Не слишком часто, но оказывались.
Проделывалось это обычно до прихода в базу, на стадии, когда под опытной рукой, ведущей луч, иссечение быстро растущего полевого зачатка занимало минуты, и шрамов на частотном рисунке практически не оставалось.
Невоздержанная удаль и неразборчивость в полевых контактах всячески не приветствовались именно из-за возможности непредсказуемого наступления животворящего резонанса и его неминуемых последствий.
Это было давно и хорошо известно многим поколениям покорителей пространств.

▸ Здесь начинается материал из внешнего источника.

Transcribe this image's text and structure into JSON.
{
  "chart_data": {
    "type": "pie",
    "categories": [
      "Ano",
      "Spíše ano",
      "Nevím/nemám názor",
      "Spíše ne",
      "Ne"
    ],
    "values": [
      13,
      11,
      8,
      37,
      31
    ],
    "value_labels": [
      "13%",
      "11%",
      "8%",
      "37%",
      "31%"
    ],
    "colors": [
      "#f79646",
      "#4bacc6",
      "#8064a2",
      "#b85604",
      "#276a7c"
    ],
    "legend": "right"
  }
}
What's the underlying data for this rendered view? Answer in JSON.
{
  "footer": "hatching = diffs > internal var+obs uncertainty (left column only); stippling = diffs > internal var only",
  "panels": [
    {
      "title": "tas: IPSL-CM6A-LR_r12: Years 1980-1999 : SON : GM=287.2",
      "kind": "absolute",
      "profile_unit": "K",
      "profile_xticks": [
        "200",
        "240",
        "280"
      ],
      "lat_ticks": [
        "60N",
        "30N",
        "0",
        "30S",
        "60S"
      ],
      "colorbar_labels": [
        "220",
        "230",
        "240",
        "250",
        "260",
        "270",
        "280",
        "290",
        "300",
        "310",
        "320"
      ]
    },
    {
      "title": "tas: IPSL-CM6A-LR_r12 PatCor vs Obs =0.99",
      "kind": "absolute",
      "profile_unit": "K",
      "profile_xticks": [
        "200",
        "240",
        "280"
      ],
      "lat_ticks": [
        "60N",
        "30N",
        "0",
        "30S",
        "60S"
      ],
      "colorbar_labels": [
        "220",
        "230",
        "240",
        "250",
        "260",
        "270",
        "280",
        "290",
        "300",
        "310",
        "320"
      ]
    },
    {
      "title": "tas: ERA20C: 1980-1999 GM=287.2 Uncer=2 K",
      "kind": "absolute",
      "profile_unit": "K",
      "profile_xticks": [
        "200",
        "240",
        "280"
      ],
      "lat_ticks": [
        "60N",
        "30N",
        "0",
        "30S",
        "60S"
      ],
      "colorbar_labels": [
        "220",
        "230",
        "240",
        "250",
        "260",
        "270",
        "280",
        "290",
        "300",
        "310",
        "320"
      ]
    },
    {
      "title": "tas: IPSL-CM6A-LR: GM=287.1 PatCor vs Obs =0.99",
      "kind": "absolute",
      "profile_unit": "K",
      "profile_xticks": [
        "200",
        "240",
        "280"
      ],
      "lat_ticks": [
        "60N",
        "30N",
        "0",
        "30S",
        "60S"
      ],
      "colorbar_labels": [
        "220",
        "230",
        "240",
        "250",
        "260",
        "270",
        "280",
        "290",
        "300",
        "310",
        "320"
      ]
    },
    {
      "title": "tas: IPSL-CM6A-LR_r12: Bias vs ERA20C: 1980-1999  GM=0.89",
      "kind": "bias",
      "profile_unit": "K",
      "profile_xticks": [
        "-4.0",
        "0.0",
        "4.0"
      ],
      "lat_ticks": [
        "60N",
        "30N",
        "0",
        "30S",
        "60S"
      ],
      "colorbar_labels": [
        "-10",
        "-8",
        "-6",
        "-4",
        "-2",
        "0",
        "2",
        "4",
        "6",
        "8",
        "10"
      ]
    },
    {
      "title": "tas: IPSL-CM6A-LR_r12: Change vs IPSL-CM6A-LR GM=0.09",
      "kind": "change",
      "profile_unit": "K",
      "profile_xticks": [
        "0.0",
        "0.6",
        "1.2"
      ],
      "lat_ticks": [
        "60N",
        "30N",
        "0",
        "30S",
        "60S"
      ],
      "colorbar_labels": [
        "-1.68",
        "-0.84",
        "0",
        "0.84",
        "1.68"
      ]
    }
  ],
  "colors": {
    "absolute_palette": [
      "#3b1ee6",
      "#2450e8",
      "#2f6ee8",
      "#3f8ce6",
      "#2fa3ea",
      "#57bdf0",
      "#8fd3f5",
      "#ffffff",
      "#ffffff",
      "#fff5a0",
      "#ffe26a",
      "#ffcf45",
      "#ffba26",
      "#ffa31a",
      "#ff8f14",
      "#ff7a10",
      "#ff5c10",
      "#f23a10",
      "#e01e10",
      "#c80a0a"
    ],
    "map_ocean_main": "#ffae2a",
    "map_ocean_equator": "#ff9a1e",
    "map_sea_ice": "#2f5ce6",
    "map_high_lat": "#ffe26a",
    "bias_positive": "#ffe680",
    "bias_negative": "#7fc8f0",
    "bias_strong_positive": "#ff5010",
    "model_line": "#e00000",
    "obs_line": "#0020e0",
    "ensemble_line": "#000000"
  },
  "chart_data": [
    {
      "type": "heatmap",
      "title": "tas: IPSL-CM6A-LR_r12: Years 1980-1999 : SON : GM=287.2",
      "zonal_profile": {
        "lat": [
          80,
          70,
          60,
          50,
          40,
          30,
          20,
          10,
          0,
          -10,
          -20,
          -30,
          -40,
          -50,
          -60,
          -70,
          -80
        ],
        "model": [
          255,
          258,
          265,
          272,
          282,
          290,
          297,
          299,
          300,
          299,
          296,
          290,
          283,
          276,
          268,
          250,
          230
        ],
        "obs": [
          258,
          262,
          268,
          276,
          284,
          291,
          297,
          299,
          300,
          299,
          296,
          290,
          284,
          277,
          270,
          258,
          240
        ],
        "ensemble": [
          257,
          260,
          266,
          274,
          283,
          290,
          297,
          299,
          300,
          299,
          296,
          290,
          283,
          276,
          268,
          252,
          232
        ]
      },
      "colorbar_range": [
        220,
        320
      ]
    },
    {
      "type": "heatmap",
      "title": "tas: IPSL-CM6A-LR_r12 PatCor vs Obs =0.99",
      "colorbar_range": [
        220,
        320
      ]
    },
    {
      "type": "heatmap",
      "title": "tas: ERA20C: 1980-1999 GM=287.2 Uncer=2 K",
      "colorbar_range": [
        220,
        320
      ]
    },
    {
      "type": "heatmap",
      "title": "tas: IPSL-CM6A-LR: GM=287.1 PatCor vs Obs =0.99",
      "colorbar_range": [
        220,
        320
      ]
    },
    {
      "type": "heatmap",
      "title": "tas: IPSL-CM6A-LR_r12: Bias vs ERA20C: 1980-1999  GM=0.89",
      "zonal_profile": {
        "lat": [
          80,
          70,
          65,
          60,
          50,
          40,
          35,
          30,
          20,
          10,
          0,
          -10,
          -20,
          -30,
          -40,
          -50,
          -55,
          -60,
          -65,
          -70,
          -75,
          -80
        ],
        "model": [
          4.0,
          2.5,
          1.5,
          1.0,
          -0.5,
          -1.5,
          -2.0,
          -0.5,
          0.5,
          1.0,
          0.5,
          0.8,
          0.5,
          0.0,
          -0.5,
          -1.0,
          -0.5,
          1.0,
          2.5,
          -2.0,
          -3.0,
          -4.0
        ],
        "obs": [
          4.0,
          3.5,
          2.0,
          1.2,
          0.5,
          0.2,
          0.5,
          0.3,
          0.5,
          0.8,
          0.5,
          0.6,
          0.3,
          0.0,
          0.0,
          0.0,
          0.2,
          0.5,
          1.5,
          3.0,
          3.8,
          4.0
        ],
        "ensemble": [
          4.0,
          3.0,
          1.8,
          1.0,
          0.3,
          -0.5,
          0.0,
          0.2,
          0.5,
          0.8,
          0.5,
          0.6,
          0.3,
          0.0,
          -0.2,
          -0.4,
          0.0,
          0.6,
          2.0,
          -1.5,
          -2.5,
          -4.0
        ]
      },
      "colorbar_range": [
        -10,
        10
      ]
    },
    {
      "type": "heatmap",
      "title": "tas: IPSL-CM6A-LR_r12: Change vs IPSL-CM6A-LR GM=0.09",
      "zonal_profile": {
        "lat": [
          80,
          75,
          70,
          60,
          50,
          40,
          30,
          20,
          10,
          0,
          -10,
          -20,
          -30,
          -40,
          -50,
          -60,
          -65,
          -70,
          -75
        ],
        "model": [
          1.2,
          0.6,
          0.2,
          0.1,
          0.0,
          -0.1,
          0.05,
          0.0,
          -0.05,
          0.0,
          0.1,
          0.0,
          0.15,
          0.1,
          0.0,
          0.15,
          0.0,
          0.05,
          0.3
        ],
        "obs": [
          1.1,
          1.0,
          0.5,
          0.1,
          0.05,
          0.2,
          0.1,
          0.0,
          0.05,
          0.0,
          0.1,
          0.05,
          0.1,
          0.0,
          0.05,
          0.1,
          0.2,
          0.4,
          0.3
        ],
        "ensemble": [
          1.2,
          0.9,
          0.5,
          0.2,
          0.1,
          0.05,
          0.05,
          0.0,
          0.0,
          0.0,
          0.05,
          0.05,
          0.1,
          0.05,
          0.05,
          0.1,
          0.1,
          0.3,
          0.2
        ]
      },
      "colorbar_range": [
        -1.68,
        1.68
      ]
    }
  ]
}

Но в борьбе дремучей страсти и цивилизованного страха обычно побеждала страсть, поскольку страх в этом деле появился много позднее...

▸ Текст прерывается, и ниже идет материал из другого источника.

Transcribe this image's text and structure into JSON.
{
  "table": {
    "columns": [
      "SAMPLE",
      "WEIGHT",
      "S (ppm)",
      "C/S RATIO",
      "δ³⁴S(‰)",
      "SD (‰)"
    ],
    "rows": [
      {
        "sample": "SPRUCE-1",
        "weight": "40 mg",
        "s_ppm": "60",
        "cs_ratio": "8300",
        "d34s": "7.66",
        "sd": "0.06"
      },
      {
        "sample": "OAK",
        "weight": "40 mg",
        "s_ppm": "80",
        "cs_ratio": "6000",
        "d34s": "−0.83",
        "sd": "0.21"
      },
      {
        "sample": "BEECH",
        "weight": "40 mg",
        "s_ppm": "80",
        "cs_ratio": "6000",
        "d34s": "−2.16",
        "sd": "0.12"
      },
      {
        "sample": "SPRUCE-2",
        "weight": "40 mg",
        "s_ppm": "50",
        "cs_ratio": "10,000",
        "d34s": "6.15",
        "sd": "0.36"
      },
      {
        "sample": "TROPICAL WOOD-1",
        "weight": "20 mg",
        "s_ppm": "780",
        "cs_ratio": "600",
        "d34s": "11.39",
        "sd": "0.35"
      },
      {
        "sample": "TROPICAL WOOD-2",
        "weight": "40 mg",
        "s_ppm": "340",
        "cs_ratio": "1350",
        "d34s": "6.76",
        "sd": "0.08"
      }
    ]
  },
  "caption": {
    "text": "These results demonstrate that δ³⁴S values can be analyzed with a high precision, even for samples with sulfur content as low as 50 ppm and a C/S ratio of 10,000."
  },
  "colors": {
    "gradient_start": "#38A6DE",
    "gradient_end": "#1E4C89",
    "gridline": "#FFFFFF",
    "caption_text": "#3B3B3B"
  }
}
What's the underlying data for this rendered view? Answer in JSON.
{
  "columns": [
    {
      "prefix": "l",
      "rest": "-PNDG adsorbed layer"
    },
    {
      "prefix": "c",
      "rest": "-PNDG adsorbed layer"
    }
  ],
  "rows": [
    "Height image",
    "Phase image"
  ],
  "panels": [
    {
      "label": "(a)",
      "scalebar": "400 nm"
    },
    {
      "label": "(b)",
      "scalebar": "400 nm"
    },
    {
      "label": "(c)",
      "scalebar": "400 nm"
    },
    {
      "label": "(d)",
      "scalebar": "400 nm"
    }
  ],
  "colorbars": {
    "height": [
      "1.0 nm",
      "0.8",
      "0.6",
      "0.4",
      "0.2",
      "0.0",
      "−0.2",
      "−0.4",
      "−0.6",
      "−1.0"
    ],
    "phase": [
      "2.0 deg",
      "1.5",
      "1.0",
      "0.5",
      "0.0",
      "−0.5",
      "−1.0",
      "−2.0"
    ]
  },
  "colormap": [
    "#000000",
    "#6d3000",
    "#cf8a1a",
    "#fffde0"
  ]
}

В противном случае, противном во всех смыслах, неприятности по возвращении грозили уже по полной схеме – и служебные, и домашние.
Причем не только разгильдяю, непосредственно виновному в ЧП.
Начиная от правила отстранения от вахт по состоянию здоровья еще на астромарине, которое заносилось в журнал с указанием причины.
А дальше уже вступали в силу крайне гуманные законы Империи. По защите полевого зародыша нового живого существа, при любом раскладе подлежащего дальнейшей инкубации и одеванию в тело в искусственных условиях.
С другой стороны, напирали инструкции по информационной безопасности, которые уже вообще никто не брался нарушать ради неведомой химеры- полукровки.
Если же офицер, ко всему еще, оказывался женатым, то полевой контроль всех его впоследствии рождавшихся в браке детей был много жестче из-за возможных миксовых искажений линий скан - идента.
Надо ли пояснять, что пока с несчастным разбирались соответствующие наземные службы, его карьера в КВ висела на волоске.
И даже в случае достаточно благополучного разрешения ситуации – оставалась запись в личном деле, часто невольно препятствовавшая дальнейшему росту в должностях и званиях, из-за требований абсолютной чистоты при все более высоких уровнях полевых допусков к серьезным объектам.
Поэтому, если получалось сбросить в зооколлекцию и после сдать «в хорошие руки» нечто, заведомо не претендовавшее на разум, это в узком кругу звездолетчиков не считалось чем-то совсем уж зазорным. Так сложилось, и пересмотреть вековые традиции уже не было под силу никому. Они диктовались образом жизни.
**************
Чем дольше корабельный Док наблюдал за тем существом, что уже никак не ассоциировалось с просто животным, тем хреновее становилось у него на душе.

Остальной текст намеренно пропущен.